Белка исчезает в кроне дерева, но Эндж сосредоточенно высматривает ее и там.
– Для чего вам так приспичило это знать?
– Хочу выяснить, Бонни это или нет. Я должна знать, совершили ли мои родители нечто… – я замолкаю. – Прошу вас, скажите. Моя мама умерла, и я не могу у нее спросить.
Эндж чуть поворачивает голову и скашивает глаза.
– Однажды меня спросили, насколько сильно я нуждаюсь в деньгах, – нехотя начинает она. – Ну, знаете, чтобы выбраться на прямую дорогу, разобраться в себе… Я рассмеялась ей в лицо, сказав, что незачем спрашивать. Все, что ей нужно было сделать, – это взглянуть на рванье, которое носила я и дети, и посмотреть на дыру, в которой мы жили. Она не засмеялась в ответ. У нее было очень серьезное лицо, и я спросила, что она от меня хочет и что я должна сделать.
– Что она ответила?
– Она посмотрела на моих детей и сказала, что есть очень милые люди, муж и жена, которые мечтают о ребенке, но не могут иметь своего. Сказала, что они сумеют обеспечить ребенку прекрасную жизнь, красивую одежду… и все такое.
– Вам предложили продать ребенка?! – Я задыхаюсь от возмущения.
– Вы понятия не имеете, как мы жили, так что нечего тут выделываться! – огрызается Эндж. – У меня не было денег на себя, не говоря уж о том, что и детей надо чем-то кормить! И потом, я тогда болела. Пару раз меня забирали в больницу, и я не могла присматривать за девчонками. Эта женщина говорила, что не позволит службе опеки отобрать у меня детей, но я ей не верила. Я знала, что однажды я окажусь в больнице, и их заберут.

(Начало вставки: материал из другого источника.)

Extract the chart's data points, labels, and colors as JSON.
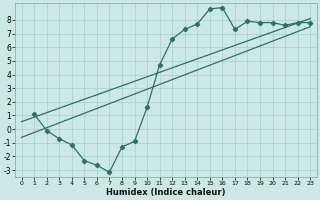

– Получается, вы знали эту женщину? – спрашиваю я.
– Она была работником из социальной службы. И очень хорошим.
Я отворачиваюсь, стараясь не думать о связи этой женщины с моей семьей.
– Она назвала сумму, которую та бездетная пара готова была заплатить. – Эндж коротко усмехается: – Я не знала никого, кто стал бы разбрасываться такими деньжищами. Поэтому я только спросила: «А как насчет второй?» Но Айона была старше, и они не захотели ее брать. В этом возрасте дети многое помнят и уже хорошо говорят. В общем, я согласилась, и они забрали младшую. Это, кстати, было не самым трудным решением в моей жизни.
– И вы ни разу не пожалели? – спрашиваю я, борясь с тошнотой. До какого отчаянья надо дойти, чтобы продать собственное дитя? И как кто-то мог предложить такое?
– По-вашему, я должна сказать «да»? Но я ни о чем не жалею! Я получила деньги и совет взяться за ум, чтобы мы с Айоной зажили прилично. Все остались довольны.
– Но что-то пошло не так?
– Я плохая мать, – грустно улыбается Эндж, опустив взгляд. – Когда Айона уехала, я думала, что так будет лучше для нас обеих. Она узнала о том, что я сделала, и возненавидела меня, поэтому я подумала, что так будет лучше. Я считала, что Айона живет своей жизнью, и не ждала, что она вернется после того, что она узнала.
– Поэтому и не заявили о ее исчезновении?
– Никогда не думала, что с ней случилось такое, – прямо говорит Эндж, и в ее глазах блестят слезы. – Я ни о чем не догадывалась, пока несколько дней назад ко мне не пришла полиция… – Она достает из кармана какие-то белые таблетки, завернутые в салфетку, и пересчитывает дрожащими пальцами.
– Что вы, только не здесь! – не выдерживаю я.
Эндж смеется:
– Это по рецепту врача. Я должна их принимать, иначе помру.
– А что у вас? – интересуюсь я, глядя на таблетки.
– О, вы поди о таком и не слышали – гипертрофическая кардиомиопатия. Шикарно звучит, а? Это когда сердечная мышца… – продолжает Эндж, но я ее уже не слышу. Я догадываюсь, кого искала Айона.